The latest in Faber’s Introduction series, presenting work by writers who have not yet published a book, offers fiction by five women and one man. Two are British, one Canadian, one Belgian, one Irish and one American; and they range in age from 26 to 54. Apart from the Belgian, Kristien Hemmerechts, whose characters seem to exist only to serve an idea, I found them all rewarding. The Introduction series must go back a long way: Ted Hughes appeared in the first, and Francis Hope and Tom Stoppard in the second. On the other hand, of the 47 writers who have now appeared, only a very few have become names one recognises. Clearly persistence and luck need to go along with talent.

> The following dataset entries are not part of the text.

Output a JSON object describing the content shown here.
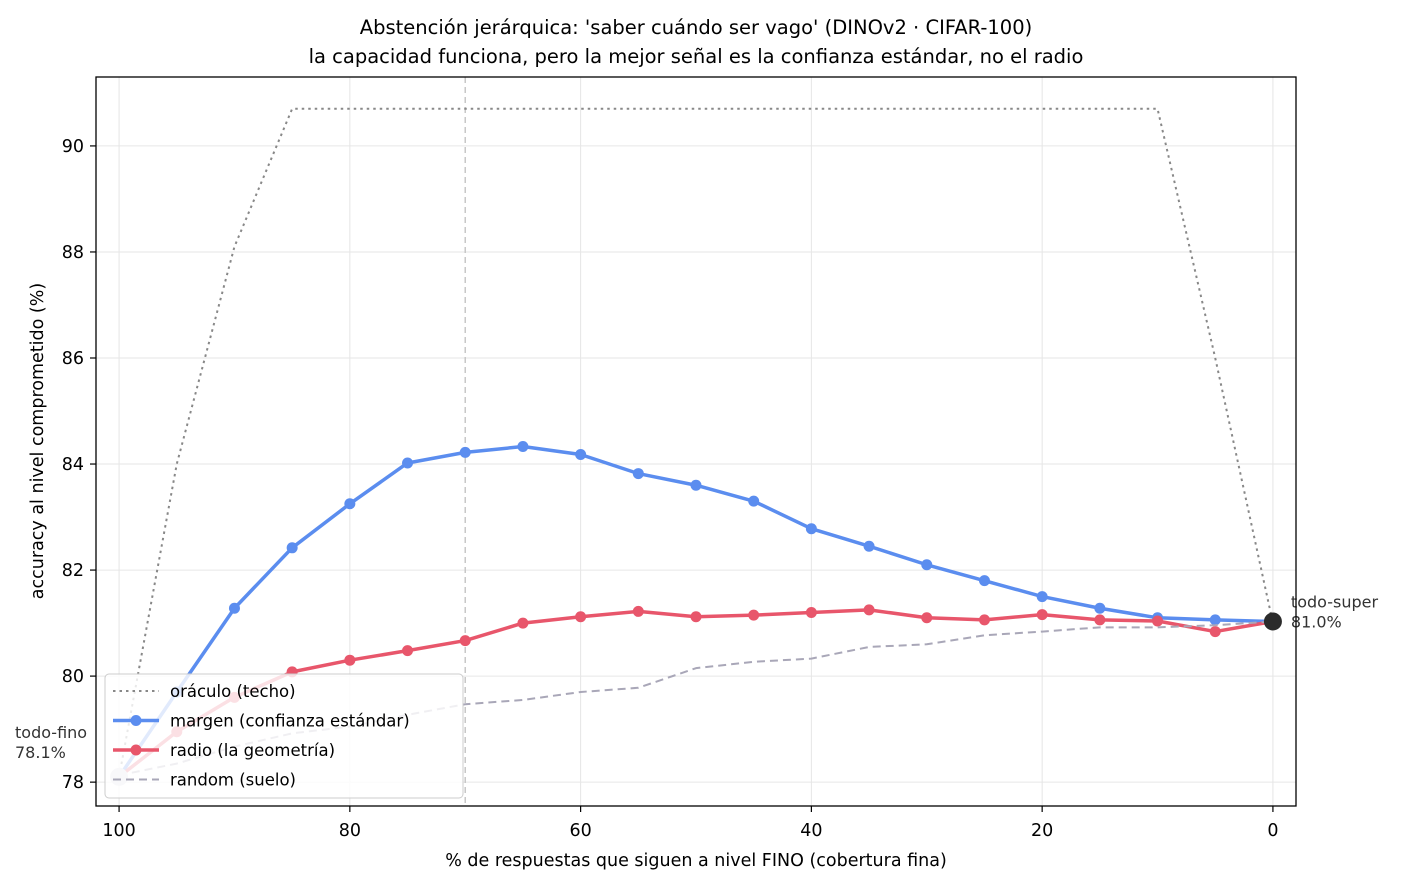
{
  "chart_data": {
    "type": "line",
    "title": "Abstención jerárquica: 'saber cuándo ser vago' (DINOv2 · CIFAR-100)",
    "subtitle": "la capacidad funciona, pero la mejor señal es la confianza estándar, no el radio",
    "xlabel": "% de respuestas que siguen a nivel FINO  (cobertura fina)",
    "ylabel": "accuracy al nivel comprometido (%)",
    "x_reversed": true,
    "xlim": [
      102,
      -2
    ],
    "ylim": [
      77.55,
      91.3
    ],
    "xticks": [
      100,
      80,
      60,
      40,
      20,
      0
    ],
    "yticks": [
      78,
      80,
      82,
      84,
      86,
      88,
      90
    ],
    "grid": true,
    "legend_position": "lower-left",
    "vline_x": 70,
    "x": [
      100,
      95,
      90,
      85,
      80,
      75,
      70,
      65,
      60,
      55,
      50,
      45,
      40,
      35,
      30,
      25,
      20,
      15,
      10,
      5,
      0
    ],
    "series": [
      {
        "name": "oráculo (techo)",
        "style": "dotted",
        "color": "#888888",
        "markers": false,
        "width": 2,
        "values": [
          78.1,
          84.0,
          88.1,
          90.7,
          90.7,
          90.7,
          90.7,
          90.7,
          90.7,
          90.7,
          90.7,
          90.7,
          90.7,
          90.7,
          90.7,
          90.7,
          90.7,
          90.7,
          90.7,
          86.0,
          81.0
        ]
      },
      {
        "name": "margen (confianza estándar)",
        "style": "solid",
        "color": "#5b8def",
        "markers": true,
        "width": 3.5,
        "values": [
          78.1,
          79.7,
          81.28,
          82.42,
          83.25,
          84.02,
          84.22,
          84.33,
          84.18,
          83.82,
          83.6,
          83.3,
          82.78,
          82.45,
          82.1,
          81.8,
          81.5,
          81.28,
          81.1,
          81.06,
          81.03
        ]
      },
      {
        "name": "radio (la geometría)",
        "style": "solid",
        "color": "#e8566b",
        "markers": true,
        "width": 3.5,
        "values": [
          78.1,
          78.95,
          79.6,
          80.08,
          80.3,
          80.48,
          80.67,
          81.0,
          81.12,
          81.22,
          81.12,
          81.15,
          81.2,
          81.25,
          81.1,
          81.06,
          81.16,
          81.06,
          81.04,
          80.84,
          81.03
        ]
      },
      {
        "name": "random (suelo)",
        "style": "dashed",
        "color": "#a9a7b8",
        "markers": false,
        "width": 2,
        "values": [
          78.13,
          78.35,
          78.67,
          78.92,
          79.05,
          79.27,
          79.47,
          79.55,
          79.7,
          79.78,
          80.15,
          80.27,
          80.33,
          80.55,
          80.6,
          80.77,
          80.84,
          80.92,
          80.92,
          80.96,
          81.03
        ]
      }
    ],
    "annotations": [
      {
        "x": 100,
        "y": 78.1,
        "label_top": "todo-fino",
        "label_bottom": "78.1%",
        "side": "left",
        "point_color": "#d8d8e0"
      },
      {
        "x": 0,
        "y": 81.03,
        "label_top": "todo-super",
        "label_bottom": "81.0%",
        "side": "right",
        "point_color": "#2b2b2b"
      }
    ],
    "colors": {
      "grid": "#e6e6e6",
      "axis": "#000000",
      "vline": "#c8c8c8",
      "legend_border": "#cccccc",
      "annotation_text": "#333333"
    }
  }
}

A name which appeared first in Introduction 6 is that of Jim Crace. Heinemann have now published his first novel, Continent, which comes with some impressive credentials. Its author has had Arts Council grants; sections of Continent have appeared in the New Review, the London Magazine, Quarto and Encounter as well as the LRB. So it is as likely my fault as Crace’s (or maybe a case of reviewer’s cramp) that my attention would not focus on this fiction (or ‘myth for our times’, as the jacket has it) of ‘a seventh continent where past and present are discontinuous’. Continent reads to me like a latter-day Erewhon, but less pointed – and I don’t much enjoy Erewhon either, once the author has crossed the Southern Alps into his invented world. Invention is not the same as imagination; and probably neither is as useful to the novelist as a simple talent for noticing and remembering.

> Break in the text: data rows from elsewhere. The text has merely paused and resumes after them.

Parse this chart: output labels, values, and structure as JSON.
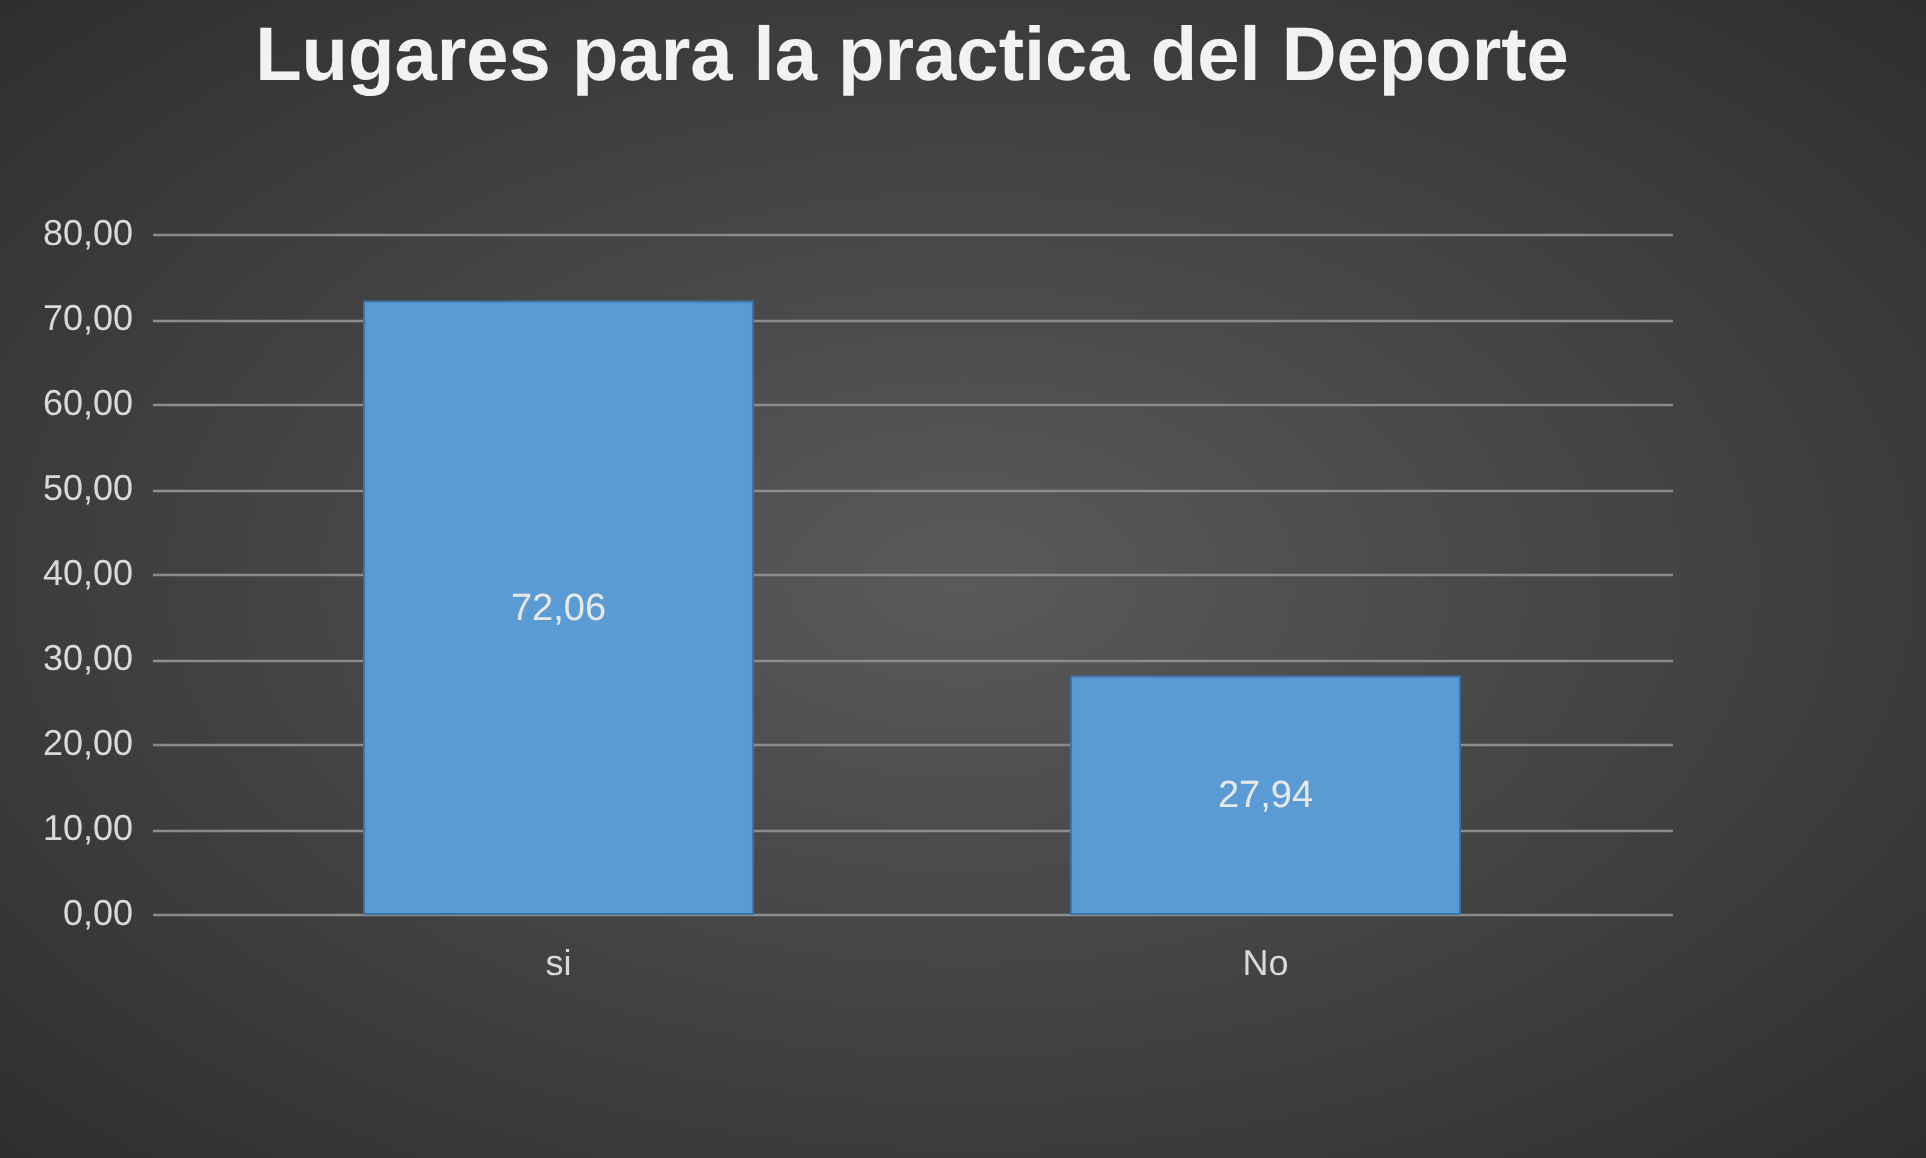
{
  "chart_data": {
    "type": "bar",
    "title": "Lugares para la practica del Deporte",
    "categories": [
      "si",
      "No"
    ],
    "values": [
      72.06,
      27.94
    ],
    "value_labels": [
      "72,06",
      "27,94"
    ],
    "color": "#5b9bd5",
    "ylim": [
      0,
      80
    ],
    "yticks": [
      {
        "value": 0,
        "label": "0,00"
      },
      {
        "value": 10,
        "label": "10,00"
      },
      {
        "value": 20,
        "label": "20,00"
      },
      {
        "value": 30,
        "label": "30,00"
      },
      {
        "value": 40,
        "label": "40,00"
      },
      {
        "value": 50,
        "label": "50,00"
      },
      {
        "value": 60,
        "label": "60,00"
      },
      {
        "value": 70,
        "label": "70,00"
      },
      {
        "value": 80,
        "label": "80,00"
      }
    ],
    "grid": true
  }
}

That brings me back to the question of realism. In Introduction 9 I especially admired Douglas Glover’s prize-winning story ‘Dog Attempts to Drown Man in Saskatoon’. Against a background of fact – a landscape, a harsh climate, a strange accident – the story plays over the various and contradictory interpretations the narrator puts upon his wife’s behaviour and upon his own. The moral, or behavioural, landscape and climate are as real and convincing as the geographical ones, but shifting, and much more difficult to describe.
Deirdre Madden’s 90-page story, ‘Hidden Symptoms’, which concludes Introduction 9, is a simpler and more direct transcription from life. She is a good deal younger than Glover – the youngest contributor – and sometimes her prose, in language and in construction, runs close to cliché. Occasionally it seems portentous. And there are a few technical matters (point of view in particular) she needs to be more conscious of. But she is a talented writer. There is a fresh, eager, intelligent immediacy in her story; and she has the gift of the curse of Ireland for a subject. I felt when I had finished ‘Hidden Symptoms’ that I knew more about Belfast – about the feel of the place – than I had ever known before.